Rail trail in Monmouth County, New Jersey

The Union Transportation Trail is a 9 mi rail trail situated in western Monmouth County, New Jersey. It extends from Hornerstown, New Jersey, to the Assunpink Wildlife Management Area.

The trail occupies the former roadbed of the Pennsylvania Railroad's Pemberton & Hightstown line, which was originally chartered by the Union Transportation Company (UTC) in 1864. The railroad connected local dairies and farms with larger railroads at rail junctions in Pemberton and Hightstown, New Jersey. Traffic gradually dried up, and the line was abandoned by UTC in segments, starting in 1950 with the construction of the New Jersey Turnpike. The line was completely abandoned by 1984. The roadbed was later acquired by Jersey Central Power & Light and was subsequently leased for trail use in 1998 by the Monmouth County Park system.

The Union Transportation Trail—named after the UTC—first opened in September 2010 with the gravel-surfaced 2.2 mi section between Millstream Road and Jonathan Holmes Road. A 2.0 mi extension to the trail was completed in 2011, with the 3.0 mi section between County Route 526 and Herbert Road/Sharon Station Road being added in February 2015. Construction on the segment between County Route 526 and Davis Station Road, 1.5 mi in length, commenced in 2015 and was completed in September 2016. The fifth segment, completed in late January 2017, comprises the .75 mi between Herbert Road/Sharon Station Road and County Route 539, passing through the Assunpink Wildlife Management Area. Trail access points with parking lots are located at Millstream Road, Jonathan Holmes Road, and the intersection of Herbert Road and Sharon Station Road, all of which are in Upper Freehold.

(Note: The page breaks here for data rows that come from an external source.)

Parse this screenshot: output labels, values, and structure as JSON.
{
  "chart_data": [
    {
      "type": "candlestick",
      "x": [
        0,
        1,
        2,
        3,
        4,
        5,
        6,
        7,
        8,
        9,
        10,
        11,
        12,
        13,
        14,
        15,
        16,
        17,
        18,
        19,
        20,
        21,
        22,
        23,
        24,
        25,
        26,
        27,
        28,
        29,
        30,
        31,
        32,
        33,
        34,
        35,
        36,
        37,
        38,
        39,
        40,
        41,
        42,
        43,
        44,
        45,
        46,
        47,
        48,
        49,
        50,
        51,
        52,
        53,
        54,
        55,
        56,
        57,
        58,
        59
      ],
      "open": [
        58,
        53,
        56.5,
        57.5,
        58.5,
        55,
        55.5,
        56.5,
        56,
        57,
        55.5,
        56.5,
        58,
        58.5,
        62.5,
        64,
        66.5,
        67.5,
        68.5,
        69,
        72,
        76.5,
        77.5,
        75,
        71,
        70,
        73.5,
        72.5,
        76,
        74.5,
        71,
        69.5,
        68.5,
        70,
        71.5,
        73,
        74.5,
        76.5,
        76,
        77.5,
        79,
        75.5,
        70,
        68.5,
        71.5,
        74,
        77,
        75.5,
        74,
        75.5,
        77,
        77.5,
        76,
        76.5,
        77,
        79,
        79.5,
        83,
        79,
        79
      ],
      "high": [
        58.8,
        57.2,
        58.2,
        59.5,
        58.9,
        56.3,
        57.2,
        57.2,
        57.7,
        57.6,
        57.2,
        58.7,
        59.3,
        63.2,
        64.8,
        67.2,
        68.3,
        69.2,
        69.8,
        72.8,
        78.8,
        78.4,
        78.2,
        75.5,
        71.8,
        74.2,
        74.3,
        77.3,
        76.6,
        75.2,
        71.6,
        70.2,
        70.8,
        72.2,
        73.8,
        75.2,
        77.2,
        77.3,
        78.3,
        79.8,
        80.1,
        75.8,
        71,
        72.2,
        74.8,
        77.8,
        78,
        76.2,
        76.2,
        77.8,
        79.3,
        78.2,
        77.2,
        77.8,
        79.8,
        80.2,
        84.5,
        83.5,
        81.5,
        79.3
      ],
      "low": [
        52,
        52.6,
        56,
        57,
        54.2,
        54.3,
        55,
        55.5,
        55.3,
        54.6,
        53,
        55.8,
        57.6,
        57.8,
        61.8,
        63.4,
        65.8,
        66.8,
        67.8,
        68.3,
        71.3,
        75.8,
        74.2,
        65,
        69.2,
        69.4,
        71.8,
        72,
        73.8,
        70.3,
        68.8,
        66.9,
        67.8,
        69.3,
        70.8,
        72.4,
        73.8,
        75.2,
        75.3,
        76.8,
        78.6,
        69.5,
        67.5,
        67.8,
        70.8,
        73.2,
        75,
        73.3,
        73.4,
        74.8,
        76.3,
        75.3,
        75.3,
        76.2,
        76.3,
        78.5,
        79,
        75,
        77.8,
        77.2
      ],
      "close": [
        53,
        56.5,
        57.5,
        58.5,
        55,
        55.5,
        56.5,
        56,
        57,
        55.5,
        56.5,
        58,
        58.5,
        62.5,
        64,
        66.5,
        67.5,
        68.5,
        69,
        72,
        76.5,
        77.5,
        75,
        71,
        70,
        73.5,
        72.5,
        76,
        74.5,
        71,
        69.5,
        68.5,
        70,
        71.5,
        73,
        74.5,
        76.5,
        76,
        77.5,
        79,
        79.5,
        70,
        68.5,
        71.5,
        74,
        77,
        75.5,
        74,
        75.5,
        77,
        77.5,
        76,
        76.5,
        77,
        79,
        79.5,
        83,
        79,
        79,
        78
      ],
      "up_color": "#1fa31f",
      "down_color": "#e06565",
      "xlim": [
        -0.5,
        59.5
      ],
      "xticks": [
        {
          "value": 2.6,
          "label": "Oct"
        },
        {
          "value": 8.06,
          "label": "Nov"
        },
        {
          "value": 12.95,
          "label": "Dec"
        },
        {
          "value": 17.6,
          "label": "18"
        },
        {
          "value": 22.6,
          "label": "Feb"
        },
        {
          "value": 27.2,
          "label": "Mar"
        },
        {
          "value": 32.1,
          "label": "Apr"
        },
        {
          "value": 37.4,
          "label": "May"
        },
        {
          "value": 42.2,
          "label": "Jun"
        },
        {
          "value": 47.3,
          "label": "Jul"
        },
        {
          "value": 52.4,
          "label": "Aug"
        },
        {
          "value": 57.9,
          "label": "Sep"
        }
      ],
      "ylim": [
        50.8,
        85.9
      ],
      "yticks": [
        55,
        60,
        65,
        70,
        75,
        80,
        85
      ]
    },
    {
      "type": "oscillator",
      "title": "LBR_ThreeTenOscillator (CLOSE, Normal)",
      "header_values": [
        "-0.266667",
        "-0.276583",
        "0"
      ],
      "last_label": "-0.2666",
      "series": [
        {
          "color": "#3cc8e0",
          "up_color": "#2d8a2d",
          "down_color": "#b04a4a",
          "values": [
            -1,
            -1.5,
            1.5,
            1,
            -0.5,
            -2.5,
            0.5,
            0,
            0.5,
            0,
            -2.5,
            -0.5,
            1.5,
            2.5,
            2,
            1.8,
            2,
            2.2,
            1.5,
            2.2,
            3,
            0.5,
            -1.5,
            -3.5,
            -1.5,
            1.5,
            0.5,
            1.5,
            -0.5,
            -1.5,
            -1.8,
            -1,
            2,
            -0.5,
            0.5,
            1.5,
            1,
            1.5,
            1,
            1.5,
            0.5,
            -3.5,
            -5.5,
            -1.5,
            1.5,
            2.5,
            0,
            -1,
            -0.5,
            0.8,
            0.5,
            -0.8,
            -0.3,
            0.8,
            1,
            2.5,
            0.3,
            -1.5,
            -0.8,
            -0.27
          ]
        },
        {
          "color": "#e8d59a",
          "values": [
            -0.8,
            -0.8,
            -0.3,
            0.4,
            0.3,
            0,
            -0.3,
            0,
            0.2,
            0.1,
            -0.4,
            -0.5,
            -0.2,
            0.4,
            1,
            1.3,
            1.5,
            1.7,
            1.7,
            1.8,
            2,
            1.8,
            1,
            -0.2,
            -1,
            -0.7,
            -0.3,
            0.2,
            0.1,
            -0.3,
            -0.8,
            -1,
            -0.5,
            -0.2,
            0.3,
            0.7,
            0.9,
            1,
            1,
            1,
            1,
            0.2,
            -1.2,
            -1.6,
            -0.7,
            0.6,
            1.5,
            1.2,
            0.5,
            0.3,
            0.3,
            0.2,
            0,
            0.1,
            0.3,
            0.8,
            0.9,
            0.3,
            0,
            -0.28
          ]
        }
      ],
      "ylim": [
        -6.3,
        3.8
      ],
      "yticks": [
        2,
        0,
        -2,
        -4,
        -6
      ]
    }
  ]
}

A grant awarded through the New Jersey Department of Transportation will fund the construction of a 3.2 mi extension of the trail from its current terminus at Old York Road in Upper Freehold. This extension will cross over the New Jersey Turnpike and connect to a proposed trail head and parking lot, located near the intersection of Airport Road in East Windsor. Additional expansion is also being considered, including a southern extension into New Egypt, which may extend further south into eastern Burlington County and connect to the Kinkora Branch Trail and the Pemberton Rail-Trail. This would function as a link with the southern New Jersey/greater Philadelphia trail network.